Farewell to arms trade



April 6, 2005


The contortions of European officials attempting to justify the lifting of the arms embargo on China are worthy of circus acrobats. German Prime Minister Gerhard Schroeder, for example, has been reported as saying that he considers selling arms to China, or at least lifting the embargo so that one is allowed to, as the "liberal position.''

However, I agree with China's position that ``the arms embargo against China is political discrimination'' - it sure is: and so the embargo should in my view immediately be extended to include everyone else by banning the arms trade entirely, not just in the so-called ``sensitive technologies'' that the British and American governments have warned against: rather, everything, from bullets to missiles.

And the United States should follow suit and ban exports of its own armaments, as should Russia and China itself.

There can hardly be any trade as pernicious as the arms trade, unless it is perhaps the trade in illicit drugs, which is already banned.

This point of view may well be considered naive, as it no doubt is: I am a product of the 1960s, in case you were wondering, somewhat given to naivete. But no more naive, perhaps, than the control of greenhouse gases which Europe is already enforcing to help mitigate global warming. If Europe can take the moral and political leadership in protection of the planet, why can it not also lead in the protection of the planet's people? As Europe knows from its own experience, war has resulted in the demise of many more people in the past 100 years than global warming is likely to in the next 100.

More recently, it is hard to escape the conclusion that the Iraq War is in large part the legacy of Western arms sales to Saddam Hussein in decades past.

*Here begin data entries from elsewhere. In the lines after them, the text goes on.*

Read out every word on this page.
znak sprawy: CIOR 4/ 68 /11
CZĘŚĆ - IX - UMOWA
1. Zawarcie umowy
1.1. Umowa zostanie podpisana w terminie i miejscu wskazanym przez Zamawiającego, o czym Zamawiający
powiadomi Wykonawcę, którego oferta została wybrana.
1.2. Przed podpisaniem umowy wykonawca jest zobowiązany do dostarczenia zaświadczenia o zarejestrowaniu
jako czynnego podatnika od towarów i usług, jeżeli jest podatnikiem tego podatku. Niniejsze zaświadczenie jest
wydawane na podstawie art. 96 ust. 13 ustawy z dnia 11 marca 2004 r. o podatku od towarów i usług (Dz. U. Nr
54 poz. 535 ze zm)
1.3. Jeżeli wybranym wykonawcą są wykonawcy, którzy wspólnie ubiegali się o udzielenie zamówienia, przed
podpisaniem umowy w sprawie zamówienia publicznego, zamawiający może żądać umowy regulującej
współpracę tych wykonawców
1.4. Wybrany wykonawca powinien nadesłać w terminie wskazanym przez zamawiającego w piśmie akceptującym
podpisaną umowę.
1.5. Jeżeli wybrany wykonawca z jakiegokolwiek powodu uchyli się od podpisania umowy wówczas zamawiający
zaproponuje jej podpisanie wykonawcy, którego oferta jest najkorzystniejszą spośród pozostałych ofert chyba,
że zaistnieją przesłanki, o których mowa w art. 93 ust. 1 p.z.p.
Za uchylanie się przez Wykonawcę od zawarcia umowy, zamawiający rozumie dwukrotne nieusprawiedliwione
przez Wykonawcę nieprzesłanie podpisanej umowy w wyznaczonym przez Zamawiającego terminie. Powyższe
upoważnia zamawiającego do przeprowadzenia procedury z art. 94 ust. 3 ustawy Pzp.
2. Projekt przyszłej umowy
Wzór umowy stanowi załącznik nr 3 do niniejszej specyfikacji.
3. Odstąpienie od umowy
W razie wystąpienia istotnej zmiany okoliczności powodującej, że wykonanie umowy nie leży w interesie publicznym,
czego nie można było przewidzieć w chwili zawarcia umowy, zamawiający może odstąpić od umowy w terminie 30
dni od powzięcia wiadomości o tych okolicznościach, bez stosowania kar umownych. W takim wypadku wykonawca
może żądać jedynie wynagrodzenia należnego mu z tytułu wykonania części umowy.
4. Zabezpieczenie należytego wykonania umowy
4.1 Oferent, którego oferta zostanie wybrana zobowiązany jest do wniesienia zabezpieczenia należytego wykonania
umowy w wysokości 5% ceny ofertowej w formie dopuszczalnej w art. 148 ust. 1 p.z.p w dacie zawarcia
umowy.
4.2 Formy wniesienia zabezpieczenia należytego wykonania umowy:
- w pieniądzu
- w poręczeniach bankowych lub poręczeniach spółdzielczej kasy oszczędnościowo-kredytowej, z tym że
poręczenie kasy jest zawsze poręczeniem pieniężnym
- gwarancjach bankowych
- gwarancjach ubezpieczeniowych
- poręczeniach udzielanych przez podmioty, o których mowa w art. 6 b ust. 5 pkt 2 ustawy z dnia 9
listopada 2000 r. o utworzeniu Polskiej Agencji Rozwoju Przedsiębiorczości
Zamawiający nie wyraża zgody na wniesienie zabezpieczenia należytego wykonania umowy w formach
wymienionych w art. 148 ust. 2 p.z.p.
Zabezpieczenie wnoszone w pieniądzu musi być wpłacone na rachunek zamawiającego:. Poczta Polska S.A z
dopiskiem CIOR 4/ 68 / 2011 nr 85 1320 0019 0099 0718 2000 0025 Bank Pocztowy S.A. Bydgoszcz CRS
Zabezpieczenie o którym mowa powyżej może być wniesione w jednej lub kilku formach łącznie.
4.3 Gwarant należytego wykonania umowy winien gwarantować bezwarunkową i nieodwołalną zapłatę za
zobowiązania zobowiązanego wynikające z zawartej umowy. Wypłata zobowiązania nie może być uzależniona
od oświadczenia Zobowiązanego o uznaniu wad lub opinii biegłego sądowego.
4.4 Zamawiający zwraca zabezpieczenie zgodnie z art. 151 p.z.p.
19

The Iran-Iraq War was not, for the most part, fought with Iranian and Iraqi-made weapons. When Saddam Hussein invaded Kuwait, the tanks that rolled over the border were not made in Iraq.

The problem with the current arms sales regime is that, as China has pointed out, arms sales - and embargoes - are political statements. As long as arms sales are allowed, the assigning of political values to sales or embargoes is inevitable.

The arguments in favor of allowing arms sales are sophistry, or worse: for example, the statement that the embargo damages the EU's wider commercial and economic interests in China is the sort of argument which, even if true, used to be used to justify bribery, and when America made a similar argument in declining to ratify the Kyoto accords on carbon emissions, the Europeans gave it short shrift.

Or that arms exports help bolster local arms industries and keep workers employed. When the peasants of Afghanistan or Bolivia make the similar point about poppies or coca, they are met with helicopters spraying herbicides.

Or that China, Pakistan, Iran, etc will secure the arms anyway from places like Russia. Well, let them, if Russia cannot be persuaded to join in a worldwide ban: if Russian arms were still top-of-the-line, this issue would not have arisen.

The arguments used against selling arms to China are almost as poor. If one argues that the embargo should not be lifted because it would send the wrong message to China or that its human rights record has not improved sufficiently, then that implies that arms sales are an appropriate medium for one country to send messages to another or that presumably there is a defined point at which China's human rights record would be acceptable - it's hard to imagine a consensus arising as what the level might be: the Guantanamo Bay level, perhaps?

A worldwide ban sidesteps all these issues. One does not need to question a country's intentions or integrity to take the position that if it wants armed forces, then it should at least equip them itself. This would, of course, be economically inefficient and drive up the cost of maintaining an army; raising the cost of war might make it less attractive as an instrument of policy.

No ban will be foolproof: there are always dual-use technologies and it is not practical for NATO allies to be prohibited from buying each other's technologies. But the leading producers of high-technology arms are all NATO countries; they can restrict their sales to themselves.

At the very least, countries which aspire to permanent seats in UN Security Council should be actively working to discourage arms sales while at the same time actively supporting the development of multinational security systems to mitigate the need for heavily armed militaries in the first place.